Indian Bengali poet, writer and painter (1926–2018)

Manindra Gupta (24 September 1926 – 31 January 2018) was an Indian Bengali poet, essayist, novelist and painter. He received the Rabindra Puraskar from the Government of West Bengal in 2010 and the Sahitya Akademi Award in 2011 for his poetry collection Bane Aaj Concerto.

== Early life ==
Manindra Gupta was born as Manindranath Dasgupta, in Gaila village , Barisal District (now in Bangladesh), in undivided Bengal during British India. He lost his mother at ten months old. After his paternal grandparents' deaths in 1933, he was raised in Silchar, Barak Valley, Assam at his maternal uncle's home. He completed school education in 1941 before moving to Kolkata. He joined the British Indian Army in 1943, received engineering training, and was posted at Lahore Cantonment until his service ended in 1946. He graduated from the University of Calcutta in 1956, then worked in the West Bengal Government's Industries Department until retiring in 1984.

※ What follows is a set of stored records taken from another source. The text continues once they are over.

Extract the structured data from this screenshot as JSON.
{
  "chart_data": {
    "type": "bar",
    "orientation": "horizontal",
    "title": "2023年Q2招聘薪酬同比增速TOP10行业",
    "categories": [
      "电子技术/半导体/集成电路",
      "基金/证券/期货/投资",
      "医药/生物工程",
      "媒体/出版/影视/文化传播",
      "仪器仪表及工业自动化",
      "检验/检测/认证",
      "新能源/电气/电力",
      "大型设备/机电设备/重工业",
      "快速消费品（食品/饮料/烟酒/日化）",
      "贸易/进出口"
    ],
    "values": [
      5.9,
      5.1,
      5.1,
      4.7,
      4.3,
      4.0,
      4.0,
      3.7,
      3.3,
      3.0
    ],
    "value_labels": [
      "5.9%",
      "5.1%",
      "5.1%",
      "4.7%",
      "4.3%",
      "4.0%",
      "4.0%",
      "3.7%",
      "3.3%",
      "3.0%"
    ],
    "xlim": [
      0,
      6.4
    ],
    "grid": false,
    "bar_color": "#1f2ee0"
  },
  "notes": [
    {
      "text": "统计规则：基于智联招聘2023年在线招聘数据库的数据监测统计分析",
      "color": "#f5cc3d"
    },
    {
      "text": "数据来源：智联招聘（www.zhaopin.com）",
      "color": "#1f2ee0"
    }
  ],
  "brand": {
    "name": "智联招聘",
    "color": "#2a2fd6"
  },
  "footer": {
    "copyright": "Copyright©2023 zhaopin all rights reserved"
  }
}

His father, Nagendranath Dasgupta, was a highly influential Ayurveda physician from Gaila during his time. After his mother’s death, Manindra Gupta was raised by his stepmother, Shantilata Dasgupta. He also had a step-brother, Shailendranath Dasgupta.

== Literary career ==

His autobiographical trilogy Akshay Malberi (1981–2004), featuring his own illustrations, was critically acclaimed for its profound exploration of memory and identity. His 1991 essay collection Chander Opith (The Far Side of the Moon) created significant literary impact.

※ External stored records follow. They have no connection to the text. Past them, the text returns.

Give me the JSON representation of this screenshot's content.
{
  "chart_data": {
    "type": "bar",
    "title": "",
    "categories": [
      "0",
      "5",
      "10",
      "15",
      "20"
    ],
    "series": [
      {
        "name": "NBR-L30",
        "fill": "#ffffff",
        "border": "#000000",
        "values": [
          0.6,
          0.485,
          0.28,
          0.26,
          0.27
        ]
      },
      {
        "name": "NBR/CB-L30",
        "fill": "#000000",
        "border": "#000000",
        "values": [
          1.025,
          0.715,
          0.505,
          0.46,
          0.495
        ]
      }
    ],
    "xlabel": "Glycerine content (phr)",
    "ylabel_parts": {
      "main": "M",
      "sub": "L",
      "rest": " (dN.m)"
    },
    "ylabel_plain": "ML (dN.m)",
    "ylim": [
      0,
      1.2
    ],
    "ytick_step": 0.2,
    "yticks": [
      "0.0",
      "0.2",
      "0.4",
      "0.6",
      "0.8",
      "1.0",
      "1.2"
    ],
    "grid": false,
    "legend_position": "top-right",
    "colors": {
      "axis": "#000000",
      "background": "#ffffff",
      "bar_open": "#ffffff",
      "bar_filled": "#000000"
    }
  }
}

According to his Sahitya Akademi profile, Gupta's work is characterized by "a unique blend of visual artistry and poetic imagination" that creates "multilayered textual landscapes."

=== Works ===

- Nuri Bandor (2015, ISBN 978-93-8073-241-1)
- Akshay Malberi (3 volumes: 1981, 1998, 2004)
- Rong Kankar Ramkinkar (2014)

== Awards and honours ==
- Bishnu Dey Memorial Award (2005)
- Rabindra Puraskar (2010) for Tung Tang Shabdo Nishshabdo
- Sahitya Akademi Award (2011) for Bane Aaj Concerto

== Personal life and death ==
Gupta married poet Debarati Mitra in 1975 after an earlier unsuccessful marriage with district Magistrate Chiru Chowdhury. He died in Kolkata on 31 January 2018 due to Pneumonia.